Dlatego też sędziowie sądów rejonowych skarżą się, że działalność e-sądu zamiast odciążyć ich od pracy – na co liczył resort sprawiedliwości – spowodowała, że mają jej dużo więcej. I podkreślają, że jest to praca bezsensowna.
– Często jeżeli ktoś przed e-sądem wnosi sprzeciw, to podnosi zarzut przedawnienia i w przeważającej liczbie spraw ten zarzut jest słuszny. Wówczas taka strona powodowa nie ma żadnego interesu w tym, żeby dalej tę sprawę prowadzić – mówi Barbara Dolata, przewodnicząca V Wydziału Cywilnego Sądu Rejonowego Nowe Miasto i Wilda w Poznaniu.
Zanim jednak sprawa zakończy się umorzeniem, sąd rejonowy musi podjąć wiele czynności, takich jak zarejestrowanie sprawy, wydrukowanie wezwań, wysłanie wezwania do uzupełnienia braków. To zdaniem sędziów strata czasu. I co gorsza, to, co proponuje resort w opisywanej nowelizacji, prawdopodobnie nie doprowadzi do poprawy w tej kwestii.
– Projektowane założenie z pewnością idzie we właściwym kierunku.
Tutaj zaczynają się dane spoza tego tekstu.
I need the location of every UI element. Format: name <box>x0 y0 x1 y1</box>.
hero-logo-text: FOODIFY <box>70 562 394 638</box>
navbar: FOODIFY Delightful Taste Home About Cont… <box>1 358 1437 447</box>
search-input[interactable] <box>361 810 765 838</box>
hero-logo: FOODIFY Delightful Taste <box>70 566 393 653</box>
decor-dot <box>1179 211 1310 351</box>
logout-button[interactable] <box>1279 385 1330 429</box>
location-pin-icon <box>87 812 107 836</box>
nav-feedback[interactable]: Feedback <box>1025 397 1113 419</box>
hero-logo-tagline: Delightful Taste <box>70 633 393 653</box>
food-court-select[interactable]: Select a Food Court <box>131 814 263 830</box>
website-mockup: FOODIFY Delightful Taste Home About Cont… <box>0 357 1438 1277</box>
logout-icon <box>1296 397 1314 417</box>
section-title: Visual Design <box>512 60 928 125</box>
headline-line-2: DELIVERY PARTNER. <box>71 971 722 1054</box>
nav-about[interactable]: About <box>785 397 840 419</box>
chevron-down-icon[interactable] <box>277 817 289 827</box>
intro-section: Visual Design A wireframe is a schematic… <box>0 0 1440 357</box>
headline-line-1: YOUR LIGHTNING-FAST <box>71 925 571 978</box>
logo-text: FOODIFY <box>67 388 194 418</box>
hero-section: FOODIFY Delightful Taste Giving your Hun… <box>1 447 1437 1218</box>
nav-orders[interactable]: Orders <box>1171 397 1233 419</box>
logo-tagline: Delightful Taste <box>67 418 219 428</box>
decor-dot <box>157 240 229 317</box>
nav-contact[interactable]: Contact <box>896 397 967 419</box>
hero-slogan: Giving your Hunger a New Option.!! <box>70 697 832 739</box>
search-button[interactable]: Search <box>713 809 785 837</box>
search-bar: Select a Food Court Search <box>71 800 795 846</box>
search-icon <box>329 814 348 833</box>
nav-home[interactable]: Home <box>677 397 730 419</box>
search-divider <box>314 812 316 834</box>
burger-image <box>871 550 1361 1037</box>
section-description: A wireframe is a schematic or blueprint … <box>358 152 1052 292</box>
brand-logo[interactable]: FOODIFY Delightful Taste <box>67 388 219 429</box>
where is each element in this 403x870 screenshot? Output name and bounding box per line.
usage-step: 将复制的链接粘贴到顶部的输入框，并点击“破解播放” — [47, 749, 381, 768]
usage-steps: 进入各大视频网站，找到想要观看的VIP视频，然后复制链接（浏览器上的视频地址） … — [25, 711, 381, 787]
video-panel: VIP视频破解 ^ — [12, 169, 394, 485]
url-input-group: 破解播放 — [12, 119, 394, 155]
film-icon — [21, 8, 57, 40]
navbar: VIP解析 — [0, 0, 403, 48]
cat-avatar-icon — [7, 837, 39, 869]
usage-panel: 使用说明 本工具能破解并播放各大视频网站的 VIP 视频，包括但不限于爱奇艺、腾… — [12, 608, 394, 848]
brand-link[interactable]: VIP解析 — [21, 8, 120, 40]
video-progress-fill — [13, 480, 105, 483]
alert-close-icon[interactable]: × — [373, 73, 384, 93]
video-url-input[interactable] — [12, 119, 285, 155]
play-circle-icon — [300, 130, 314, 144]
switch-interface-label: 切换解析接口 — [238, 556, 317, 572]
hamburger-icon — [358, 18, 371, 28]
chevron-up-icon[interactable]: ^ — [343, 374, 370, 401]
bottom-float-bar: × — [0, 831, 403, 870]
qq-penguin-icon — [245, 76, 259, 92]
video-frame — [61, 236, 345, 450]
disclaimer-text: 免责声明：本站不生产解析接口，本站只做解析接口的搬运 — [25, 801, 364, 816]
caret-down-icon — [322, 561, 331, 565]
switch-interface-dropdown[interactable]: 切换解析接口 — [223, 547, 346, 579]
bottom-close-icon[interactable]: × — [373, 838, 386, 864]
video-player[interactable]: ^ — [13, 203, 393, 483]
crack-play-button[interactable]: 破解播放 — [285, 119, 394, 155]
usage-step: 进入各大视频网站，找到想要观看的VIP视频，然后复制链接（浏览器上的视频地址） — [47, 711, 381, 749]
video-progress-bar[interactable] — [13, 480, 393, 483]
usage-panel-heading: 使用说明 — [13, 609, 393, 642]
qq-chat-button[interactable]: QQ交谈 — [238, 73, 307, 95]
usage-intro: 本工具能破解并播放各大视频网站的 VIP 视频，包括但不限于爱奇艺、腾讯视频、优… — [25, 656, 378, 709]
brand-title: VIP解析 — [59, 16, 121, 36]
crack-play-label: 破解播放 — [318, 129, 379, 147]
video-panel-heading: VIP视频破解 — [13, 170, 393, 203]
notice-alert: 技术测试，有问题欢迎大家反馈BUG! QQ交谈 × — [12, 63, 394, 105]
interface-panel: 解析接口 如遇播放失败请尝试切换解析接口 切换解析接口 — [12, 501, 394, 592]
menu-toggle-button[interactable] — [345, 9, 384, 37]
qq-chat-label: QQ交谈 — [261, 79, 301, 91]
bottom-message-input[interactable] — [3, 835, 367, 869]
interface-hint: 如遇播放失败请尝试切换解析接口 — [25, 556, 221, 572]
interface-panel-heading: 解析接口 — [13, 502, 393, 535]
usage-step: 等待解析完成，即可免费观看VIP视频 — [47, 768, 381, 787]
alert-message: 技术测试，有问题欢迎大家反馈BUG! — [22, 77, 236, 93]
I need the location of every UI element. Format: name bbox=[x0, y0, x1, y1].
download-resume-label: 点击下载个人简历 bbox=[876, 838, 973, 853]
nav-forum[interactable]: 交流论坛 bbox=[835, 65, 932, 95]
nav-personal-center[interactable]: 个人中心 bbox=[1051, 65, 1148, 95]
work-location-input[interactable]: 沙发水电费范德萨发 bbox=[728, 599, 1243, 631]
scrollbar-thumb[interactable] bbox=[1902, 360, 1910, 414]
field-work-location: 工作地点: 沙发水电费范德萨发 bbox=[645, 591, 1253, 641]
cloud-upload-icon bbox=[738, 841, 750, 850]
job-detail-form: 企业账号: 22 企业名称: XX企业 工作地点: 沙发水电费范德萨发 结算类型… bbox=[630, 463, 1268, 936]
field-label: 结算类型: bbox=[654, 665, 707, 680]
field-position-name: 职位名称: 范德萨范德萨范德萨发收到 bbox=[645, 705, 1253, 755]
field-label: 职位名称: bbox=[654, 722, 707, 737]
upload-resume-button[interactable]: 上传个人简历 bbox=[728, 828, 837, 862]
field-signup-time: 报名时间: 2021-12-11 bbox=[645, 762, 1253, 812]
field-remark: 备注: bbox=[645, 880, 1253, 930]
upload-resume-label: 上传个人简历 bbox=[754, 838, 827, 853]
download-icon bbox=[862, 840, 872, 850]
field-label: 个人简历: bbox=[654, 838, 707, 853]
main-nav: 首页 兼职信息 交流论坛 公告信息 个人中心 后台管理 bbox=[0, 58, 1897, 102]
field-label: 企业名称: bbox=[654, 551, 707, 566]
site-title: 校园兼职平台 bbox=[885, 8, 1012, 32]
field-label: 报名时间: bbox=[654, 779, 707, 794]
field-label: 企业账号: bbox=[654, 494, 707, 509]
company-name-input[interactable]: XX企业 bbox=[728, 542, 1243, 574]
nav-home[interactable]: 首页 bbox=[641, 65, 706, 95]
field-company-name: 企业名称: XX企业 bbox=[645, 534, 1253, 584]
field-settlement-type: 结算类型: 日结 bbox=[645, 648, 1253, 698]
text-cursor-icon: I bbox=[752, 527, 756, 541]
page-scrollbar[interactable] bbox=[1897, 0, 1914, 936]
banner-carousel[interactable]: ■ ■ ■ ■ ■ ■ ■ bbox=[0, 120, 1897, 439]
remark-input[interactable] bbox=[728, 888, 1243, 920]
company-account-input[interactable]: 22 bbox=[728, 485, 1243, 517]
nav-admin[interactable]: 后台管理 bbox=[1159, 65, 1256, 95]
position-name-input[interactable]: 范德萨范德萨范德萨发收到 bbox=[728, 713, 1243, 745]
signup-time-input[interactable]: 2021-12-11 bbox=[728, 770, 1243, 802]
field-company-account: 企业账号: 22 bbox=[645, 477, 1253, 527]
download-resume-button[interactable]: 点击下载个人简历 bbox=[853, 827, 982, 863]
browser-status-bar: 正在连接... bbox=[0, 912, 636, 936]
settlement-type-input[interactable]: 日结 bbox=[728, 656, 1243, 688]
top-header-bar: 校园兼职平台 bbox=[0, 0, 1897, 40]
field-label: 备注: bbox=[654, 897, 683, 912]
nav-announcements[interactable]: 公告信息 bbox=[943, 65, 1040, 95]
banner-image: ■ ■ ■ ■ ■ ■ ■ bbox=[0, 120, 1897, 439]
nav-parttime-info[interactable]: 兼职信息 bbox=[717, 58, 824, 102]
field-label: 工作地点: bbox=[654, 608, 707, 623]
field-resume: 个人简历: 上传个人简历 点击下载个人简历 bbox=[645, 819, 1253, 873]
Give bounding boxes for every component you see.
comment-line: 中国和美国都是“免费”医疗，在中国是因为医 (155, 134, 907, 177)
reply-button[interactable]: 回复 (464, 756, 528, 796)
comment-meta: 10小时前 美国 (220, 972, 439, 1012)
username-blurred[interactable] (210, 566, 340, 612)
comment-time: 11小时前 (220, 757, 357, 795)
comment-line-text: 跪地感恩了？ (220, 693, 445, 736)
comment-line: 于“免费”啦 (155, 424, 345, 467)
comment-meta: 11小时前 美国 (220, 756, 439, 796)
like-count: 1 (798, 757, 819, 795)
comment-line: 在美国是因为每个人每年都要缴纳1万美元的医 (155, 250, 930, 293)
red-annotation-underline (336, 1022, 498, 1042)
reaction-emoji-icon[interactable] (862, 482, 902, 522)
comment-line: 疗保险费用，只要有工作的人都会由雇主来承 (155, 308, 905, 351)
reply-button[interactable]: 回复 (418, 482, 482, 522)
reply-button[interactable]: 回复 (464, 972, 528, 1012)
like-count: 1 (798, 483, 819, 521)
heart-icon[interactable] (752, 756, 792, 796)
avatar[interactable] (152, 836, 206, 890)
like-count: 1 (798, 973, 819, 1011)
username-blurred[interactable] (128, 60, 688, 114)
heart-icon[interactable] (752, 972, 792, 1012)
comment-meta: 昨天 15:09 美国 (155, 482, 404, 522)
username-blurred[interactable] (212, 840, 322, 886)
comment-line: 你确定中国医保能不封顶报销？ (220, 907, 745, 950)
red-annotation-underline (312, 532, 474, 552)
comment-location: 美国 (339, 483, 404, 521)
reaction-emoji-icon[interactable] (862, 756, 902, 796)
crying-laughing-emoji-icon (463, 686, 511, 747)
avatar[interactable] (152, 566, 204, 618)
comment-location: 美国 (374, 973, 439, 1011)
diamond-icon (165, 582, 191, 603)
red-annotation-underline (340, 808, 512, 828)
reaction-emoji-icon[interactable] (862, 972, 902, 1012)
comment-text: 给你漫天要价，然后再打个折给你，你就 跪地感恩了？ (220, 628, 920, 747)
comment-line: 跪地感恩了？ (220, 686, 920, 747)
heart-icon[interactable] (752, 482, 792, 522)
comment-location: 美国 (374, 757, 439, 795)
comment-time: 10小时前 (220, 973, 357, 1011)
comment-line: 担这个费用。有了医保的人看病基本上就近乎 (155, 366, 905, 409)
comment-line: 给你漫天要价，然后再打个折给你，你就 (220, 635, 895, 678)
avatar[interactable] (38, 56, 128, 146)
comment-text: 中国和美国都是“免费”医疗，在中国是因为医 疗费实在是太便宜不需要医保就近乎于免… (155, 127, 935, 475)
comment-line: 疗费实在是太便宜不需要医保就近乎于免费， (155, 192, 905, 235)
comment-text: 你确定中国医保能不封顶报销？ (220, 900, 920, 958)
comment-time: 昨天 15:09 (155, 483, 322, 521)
Jednak nie wiadomo, na ile to nowe rozwiązanie będzie efektywne, skoro złożenie wraz z pozwem wniosku o umorzenie postępowania zależy od woli powoda – zastanawia się Bartłomiej Starosta.
I dodaje, że wystarczy przecież, iż nie złoży on takiego wniosku, a sprawa będzie rozpoznawana przez sąd właściwości ogólnej i ten sąd będzie nadal zmuszony do zajmowania się sprawą, która z góry skazana jest na umorzenie.

Propozycje prawników

– Uważam, że lepiej by było, gdyby te same czynności można było wykonać w e-sądzie. Może należałoby się zastanowić nad takim rozwiązaniem, że w wymienionych sytuacjach postępowanie elektroniczne jest umarzane, jednak nie zamyka to powodowi prawa do złożenia pozwu na zasadach ogólnych – proponuje sędzia z Sulęcina.
Z kolei Tomasz Lustyk, adwokat prowadzący własną kancelarię, proponuje inne rozwiązanie, które mogłoby z jednej strony zahamować wnoszenie przedawnionych pozwów, a z drugiej ułatwiłoby korzystanie z e-postępowania.
– Wystarczyłoby wprowadzić zasadę, zgodnie z którą e-sąd badałby z urzędu zarzut przedawnienia – proponuje mecenas Lustyk.